Most people will tell you that a massage feels great after exercise. After all, massages can soothe sore muscles, increase circulation, and reduce inflammation.
These results have often been accepted as hard facts, but a 2012 study conducted by McMaster University (Ontario, Canada) has proven that massage can in fact inhibit inflammation and can be beneficial to muscles that have been damaged through exercise.
The McMaster study is neatly summarized in this NY Times blog post from 2012. In it, we learn two important ways that massage can aid tired muscles after exercise:
- Massage limits the production of cytokines, compounds that are responsible for muscle inflammation. By reducing cytokine production, inflammation after bouts of vigorous exercise can be greatly reduced, thereby decreasing recovery times and allowing people to exercise longer and more often.
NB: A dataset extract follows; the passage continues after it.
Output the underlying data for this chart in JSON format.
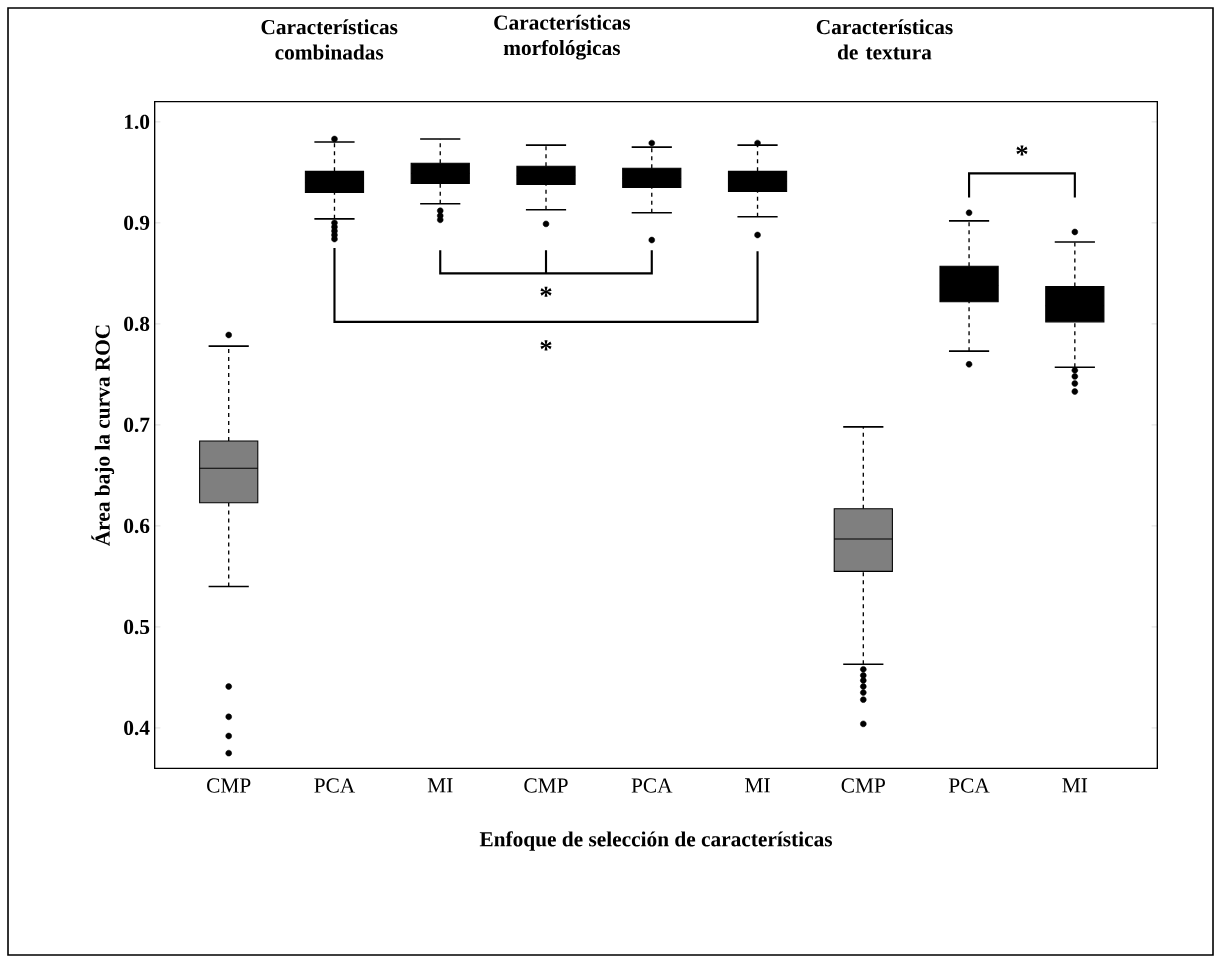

- Massage can also stimulate mitochondria, the “engines” of cells that convert glucose to energy and are also responsible for cell repair.
When we combine the McMaster study with other work about massage, you can begin to fully understand the profound benefits of simple daily massages on your overall health.
For example, we already know that massage improves circulation (see this 2014 study from the University of Illinois at Chicago). Improved circulation can lead to better oxygenation of muscle tissues throughout the body, faster recovery times, and improved healing after injury or surgery.
But you may not be aware that a daily foot massage can also improve your heart health by improving systolic blood pressure and lowering levels of triglycerides in the blood (see this 2000 study from the Journal of the Korean Academy of Fundamentals of Nursing).
And if you’re still skeptical about the benefits of massage, consider the work of Dr. Tiffany Field, founder of the Touch Research Institute at the University of Miami. Over the last three decades, Dr. Field’s comprehensive work has shown us everything from how massage benefits athletes to how light touch therapy can stimulate brain activity and growth in premature infants.